For the year, jewelry sales were basically flat, or down 0.1 percent year on year, at $69.188 billion, according to preliminary data, while watch sales increased 1.4 percent to $9.461 billion in 2014.
Meanwhile, advanced sales estimates from department stores offered some hope to jewelers for the new year. Department store sales rose 0.2 percent year on year to $10.64 billion in January, showing that U.S. consumers were willing to spend. Advanced sales estimates for all retail and food service sales, excluding automobiles, rose 1.4 percent to $320 billion. Nonstore retail sales improved 8.3 percent in January, while retail trade sales rose 2.4 percent, according to government data.
Lindsey M. Piegza, the chief economist for Sterne Agee, observed that U.S. consumers are simply pulling back. "Lower gas prices provided a welcome boost to sales early on (October and November) and will continue to provide a floor to spending, but continued, above-trend growth in sales will need to stem from organic job and income growth.

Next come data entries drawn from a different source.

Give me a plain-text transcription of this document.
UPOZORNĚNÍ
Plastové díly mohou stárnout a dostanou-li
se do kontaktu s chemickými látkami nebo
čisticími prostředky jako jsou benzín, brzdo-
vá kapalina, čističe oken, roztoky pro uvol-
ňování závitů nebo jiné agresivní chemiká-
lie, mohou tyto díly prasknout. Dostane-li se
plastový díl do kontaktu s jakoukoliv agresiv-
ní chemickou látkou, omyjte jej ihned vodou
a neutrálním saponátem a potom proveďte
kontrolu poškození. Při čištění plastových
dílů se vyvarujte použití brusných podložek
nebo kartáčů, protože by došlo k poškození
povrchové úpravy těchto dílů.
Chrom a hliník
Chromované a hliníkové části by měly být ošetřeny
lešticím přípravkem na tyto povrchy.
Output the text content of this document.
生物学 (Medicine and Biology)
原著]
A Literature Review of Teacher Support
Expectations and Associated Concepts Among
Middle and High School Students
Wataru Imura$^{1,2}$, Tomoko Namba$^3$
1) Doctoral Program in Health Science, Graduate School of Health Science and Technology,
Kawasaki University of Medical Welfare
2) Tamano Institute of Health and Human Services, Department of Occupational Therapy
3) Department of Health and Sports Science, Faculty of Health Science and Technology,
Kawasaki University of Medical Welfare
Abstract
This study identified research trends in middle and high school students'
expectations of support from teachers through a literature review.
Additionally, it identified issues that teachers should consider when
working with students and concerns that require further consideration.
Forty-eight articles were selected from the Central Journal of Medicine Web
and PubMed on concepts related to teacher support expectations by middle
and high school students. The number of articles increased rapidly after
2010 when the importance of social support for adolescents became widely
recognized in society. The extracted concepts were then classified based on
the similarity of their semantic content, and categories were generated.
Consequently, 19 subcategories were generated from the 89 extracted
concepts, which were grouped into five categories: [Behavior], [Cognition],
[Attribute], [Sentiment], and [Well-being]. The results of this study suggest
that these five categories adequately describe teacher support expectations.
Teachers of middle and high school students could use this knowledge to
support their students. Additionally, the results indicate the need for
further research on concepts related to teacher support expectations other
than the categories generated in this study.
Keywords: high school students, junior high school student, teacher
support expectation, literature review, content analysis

"The U.S. labor market is improving in terms of the number of jobs created, but the quality remains lackluster, putting little upward pressure on wages and keeping consumers cautious. Going forward, gasoline price windfalls will continue to keep overall spending positive but at a slower pace than the initial rise in October and November would suggest, meaning a more muted contribution to GDP from consumer spending," she said.